Donna Douglas

Les filles du Nightingale [Donna Douglas]

30197011Trois jeunes filles très différentes s’inscrivent comme apprenties infirmières dans un grand hôpital d’enseignement de Londres en 1934.

DORA
Elle quitte sa misérable maison bondée de la classe ouvrière pour une meilleure vie. Mais possède-t-elle ce qu’il faut pour suivre les autres filles mieux éduquées ? Et est-ce que son détestable beau-père la laissera un jour partir ?

HELEN
Elle est née pour cette carrière : son frère est médecin et sa toute-puissante mère est une administratrice de l’hôpital.

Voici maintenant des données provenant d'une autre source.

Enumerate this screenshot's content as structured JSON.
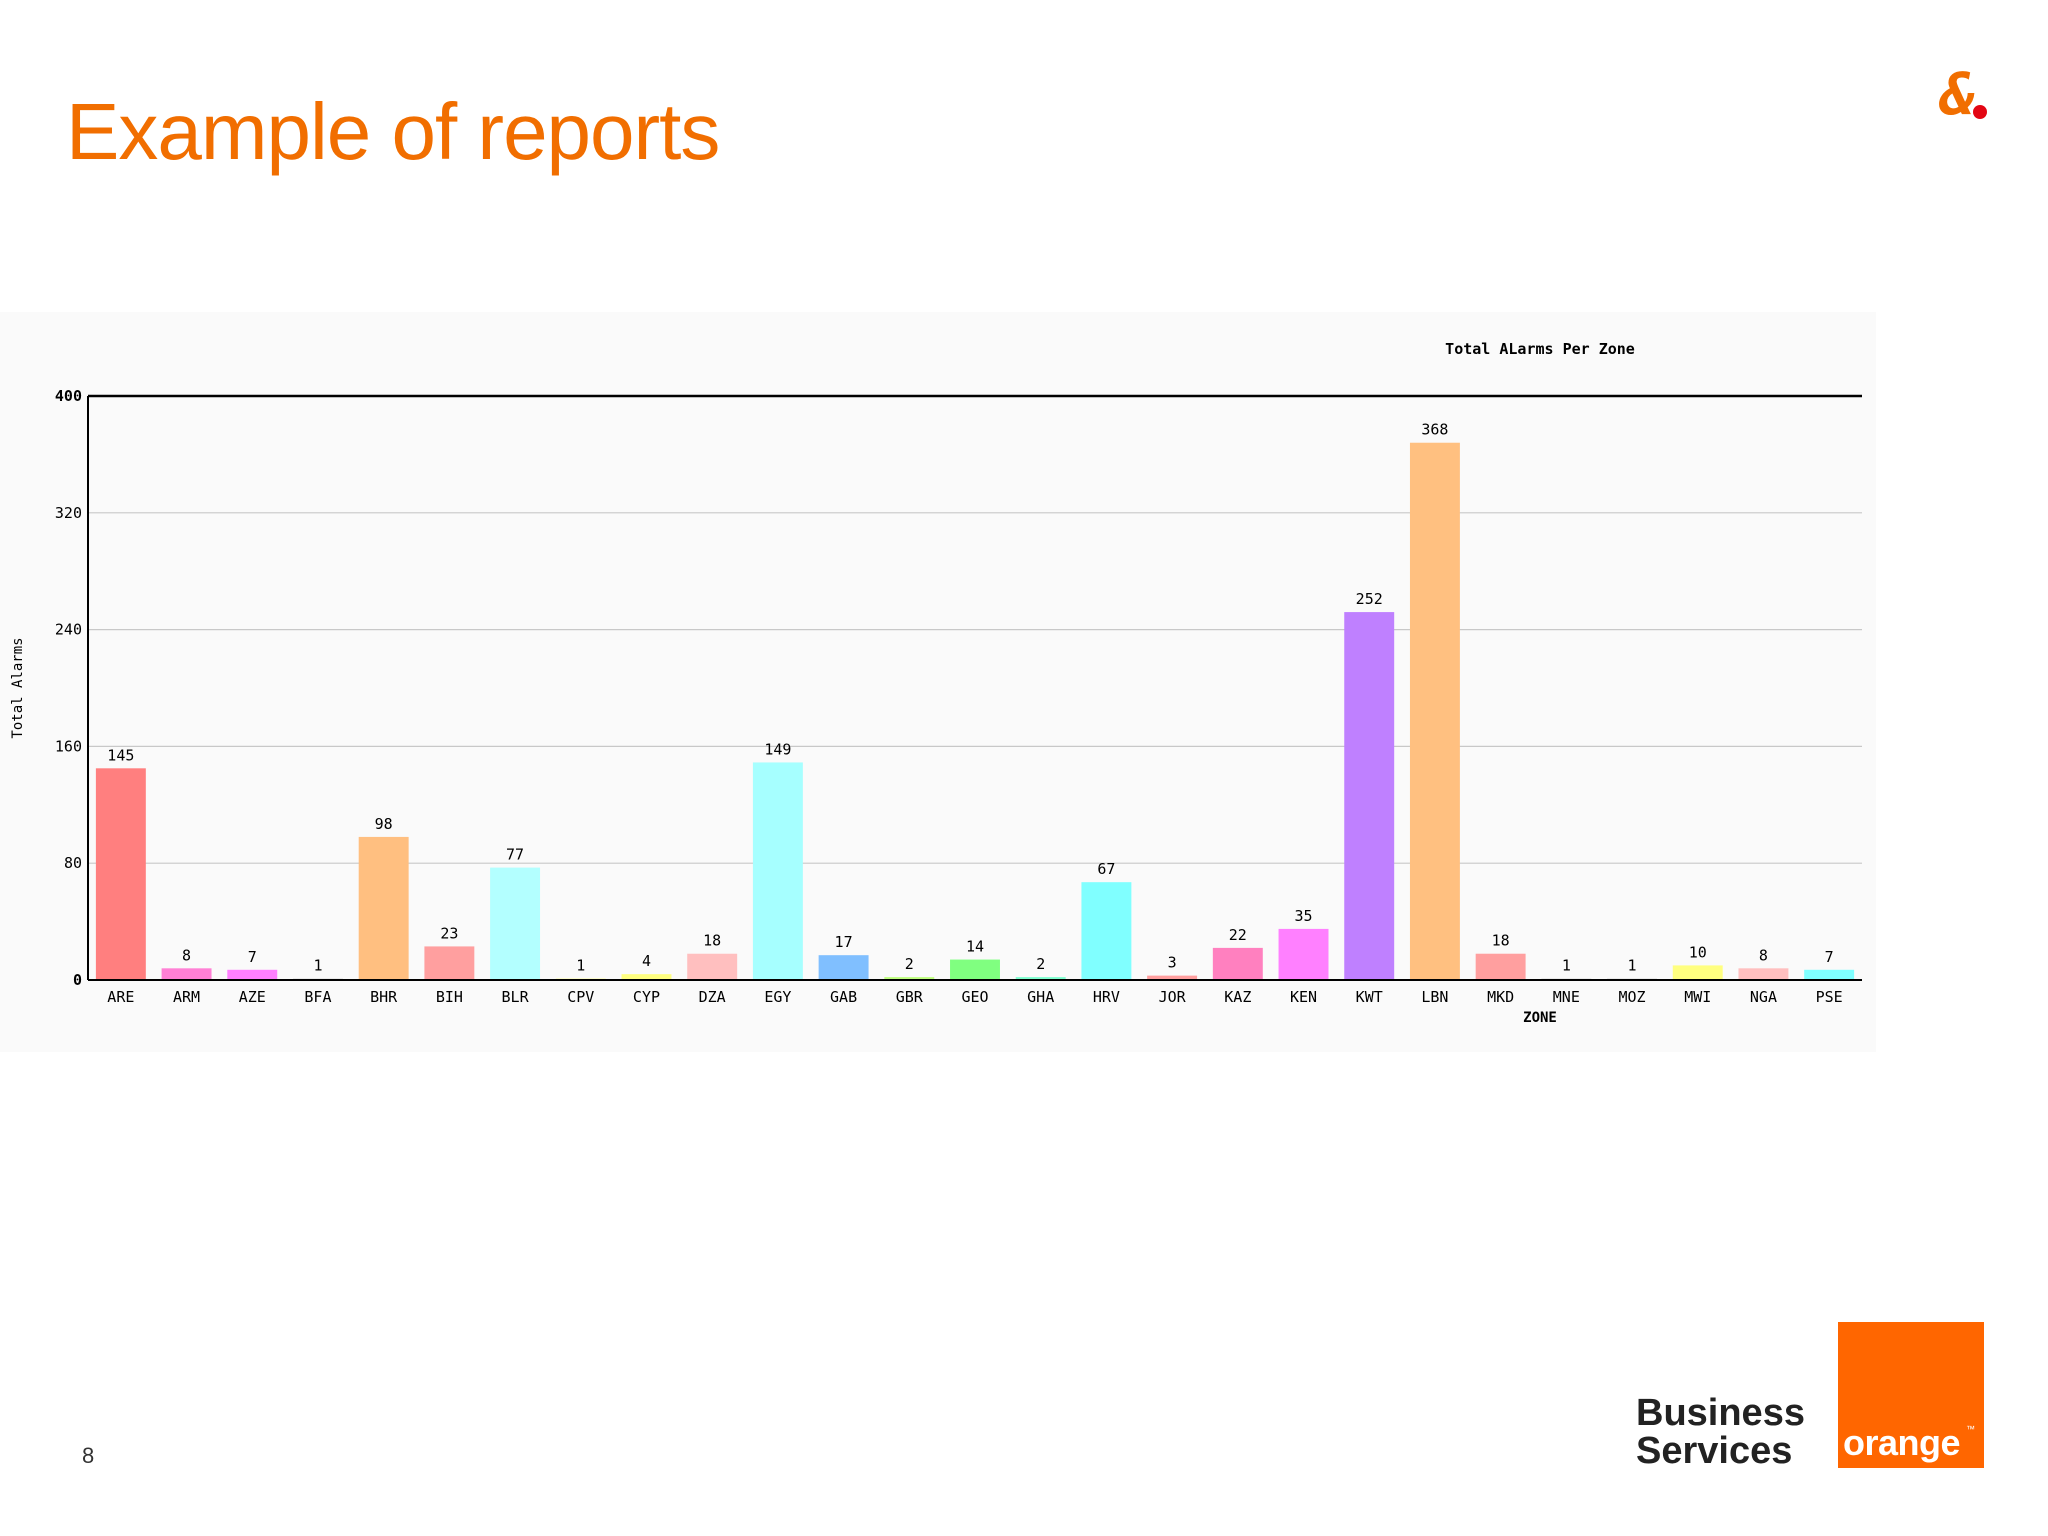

Mais arrivera-t-elle à vivre sa propre vie ?

MILLIE
L’infirmière Benedict est une aristocrate rebelle, dont l’attitude insouciante la fera se disputer encore et encore contre l’infirmière en chef. Est-ce que tout cela lui tient suffisamment à cœur pour devenir une infirmière ? Ou retournera-t-elle à la vie luxueuse dans laquelle elle est née ?

Ce que j’en ai pensé : Avec comme bandeau promotionnel « best-seller du Sunday Times », Les filles du Nightingale se présentait comme un roman prometteur, d’autant que les critiques élogieuses pleuvent sur les réseaux sociaux et les autres blogs littéraires. Pratiquement un an après avoir acheté la version poche (oui ! j’ai pris mon temps !!), je me suis enfin plongée dans ce pavé de 676 pages. Après avoir tourné la toute dernière page, je peux dire que ce premier tome de la série Nightingale me laisse un sentiment plutôt positif.

L’histoire est une sorte de version austère de Grey’s Anatomy dans l’Angleterre des années 30. Dans l’hôpital d’enseignement Nightingale se croisent plusieurs destins de jeunes filles aux parcours différents mais à l’ambition commune : devenir infirmière. Qu’elles proviennent d’un milieu privilégié comme Millie ou d’une famille défavorisée de l’East End londonien comme Dora, les aspirantes infirmières découvrent l’exigence de la formation Nightingale tout en devant faire face à une multitude de problèmes personnels. Entre les romances contrariées, les difficultés relationnelles avec d’autres personnages forts comme la peste Lucy, ou la menace des remontrances de leurs supérieurs, Dora, Helen et Millie apprennent à s’affirmer au fil des chapitres et des nombreux rebondissements.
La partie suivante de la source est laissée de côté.